To keep and attract talent, the CMOs in the survey reported offering their teams flexible location, hours, and days, desk mobility at the office, and the freedom to choose projects and regulate the amount of work they do. It’s an untraditional approach to management in banking, but almost a quarter of surveyed CMOs lost between 21% and 30% of their team in the last 12 months.
Skill Deficit:
The most difficult skills to develop within marketing teams include strategic thinking, collaboration and leadership, technical ability, workflow management and messaging.

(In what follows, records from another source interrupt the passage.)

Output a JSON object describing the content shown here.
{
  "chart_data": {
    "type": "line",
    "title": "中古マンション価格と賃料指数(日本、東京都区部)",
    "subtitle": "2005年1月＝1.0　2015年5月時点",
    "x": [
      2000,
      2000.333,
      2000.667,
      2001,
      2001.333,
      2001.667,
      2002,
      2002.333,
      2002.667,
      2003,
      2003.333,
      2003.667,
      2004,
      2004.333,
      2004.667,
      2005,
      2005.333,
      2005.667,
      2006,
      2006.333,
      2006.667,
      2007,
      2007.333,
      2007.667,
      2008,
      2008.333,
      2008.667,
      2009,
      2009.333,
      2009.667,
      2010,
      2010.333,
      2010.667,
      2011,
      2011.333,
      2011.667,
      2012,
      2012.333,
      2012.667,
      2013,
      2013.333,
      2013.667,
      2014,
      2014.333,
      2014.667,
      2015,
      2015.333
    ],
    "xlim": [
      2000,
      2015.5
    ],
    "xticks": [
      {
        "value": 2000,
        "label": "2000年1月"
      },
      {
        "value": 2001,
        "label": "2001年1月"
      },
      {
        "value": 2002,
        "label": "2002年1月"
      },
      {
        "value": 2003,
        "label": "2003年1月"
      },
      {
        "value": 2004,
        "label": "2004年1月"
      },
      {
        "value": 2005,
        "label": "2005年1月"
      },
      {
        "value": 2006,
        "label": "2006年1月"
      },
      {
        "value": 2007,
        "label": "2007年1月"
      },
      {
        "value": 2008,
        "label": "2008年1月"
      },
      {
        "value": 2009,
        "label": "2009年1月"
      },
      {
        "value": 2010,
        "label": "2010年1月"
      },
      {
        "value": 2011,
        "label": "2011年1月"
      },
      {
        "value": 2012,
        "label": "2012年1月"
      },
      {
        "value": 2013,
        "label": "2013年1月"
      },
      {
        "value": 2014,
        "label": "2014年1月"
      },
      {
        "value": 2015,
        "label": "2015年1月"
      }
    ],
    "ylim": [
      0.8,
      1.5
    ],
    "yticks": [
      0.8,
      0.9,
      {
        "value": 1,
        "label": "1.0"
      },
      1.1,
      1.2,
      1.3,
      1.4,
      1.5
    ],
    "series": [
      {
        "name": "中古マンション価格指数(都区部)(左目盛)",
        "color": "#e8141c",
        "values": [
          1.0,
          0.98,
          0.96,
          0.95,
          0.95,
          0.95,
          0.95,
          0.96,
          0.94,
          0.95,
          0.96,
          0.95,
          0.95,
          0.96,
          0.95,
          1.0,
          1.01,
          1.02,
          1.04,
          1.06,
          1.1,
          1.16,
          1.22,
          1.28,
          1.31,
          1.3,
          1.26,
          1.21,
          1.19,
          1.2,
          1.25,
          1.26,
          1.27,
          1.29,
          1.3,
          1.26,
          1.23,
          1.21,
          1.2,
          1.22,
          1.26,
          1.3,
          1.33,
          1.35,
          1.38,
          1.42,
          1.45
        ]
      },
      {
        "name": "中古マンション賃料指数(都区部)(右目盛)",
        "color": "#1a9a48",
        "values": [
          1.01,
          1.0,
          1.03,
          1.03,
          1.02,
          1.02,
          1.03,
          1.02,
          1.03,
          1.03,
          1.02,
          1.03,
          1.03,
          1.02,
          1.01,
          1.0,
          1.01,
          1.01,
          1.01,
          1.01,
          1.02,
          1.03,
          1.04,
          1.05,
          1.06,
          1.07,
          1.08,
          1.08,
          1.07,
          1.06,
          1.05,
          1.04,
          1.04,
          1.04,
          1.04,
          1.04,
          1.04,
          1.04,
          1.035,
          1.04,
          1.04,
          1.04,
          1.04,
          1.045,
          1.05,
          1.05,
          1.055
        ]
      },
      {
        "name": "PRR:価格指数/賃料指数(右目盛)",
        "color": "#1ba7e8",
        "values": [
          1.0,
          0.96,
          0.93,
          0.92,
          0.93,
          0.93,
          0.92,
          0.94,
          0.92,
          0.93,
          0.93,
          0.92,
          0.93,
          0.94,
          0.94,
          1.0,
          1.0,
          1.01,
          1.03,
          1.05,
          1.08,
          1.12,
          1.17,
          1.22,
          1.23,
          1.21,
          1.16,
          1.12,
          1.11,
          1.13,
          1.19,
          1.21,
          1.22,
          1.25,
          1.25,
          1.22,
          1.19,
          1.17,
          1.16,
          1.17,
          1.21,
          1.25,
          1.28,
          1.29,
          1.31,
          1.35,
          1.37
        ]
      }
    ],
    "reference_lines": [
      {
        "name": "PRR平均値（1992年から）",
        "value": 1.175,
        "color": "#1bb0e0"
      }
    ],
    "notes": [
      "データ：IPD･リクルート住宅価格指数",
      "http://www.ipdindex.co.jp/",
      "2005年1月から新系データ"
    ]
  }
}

As bank marketing centralizes and gains responsibility for strategy, fintech, and finances, retaining and attracting quality employees is an operational necessity. Management has to evolve. Indeed, according to Gartner, “Alarm bells should be going off if you didn’t make any organizational changes within the last year, or if the ones you made didn’t address operational efficiency challenges.”
Ultimately, CMOs must evolve to sustain influence in the marketplace, over their teams, and in their organizations. Granted, everyone in banking has to evolve in an increasingly competitive industry. But CMOs, says Witzky, “must be the torchbearer for change and adaptability.”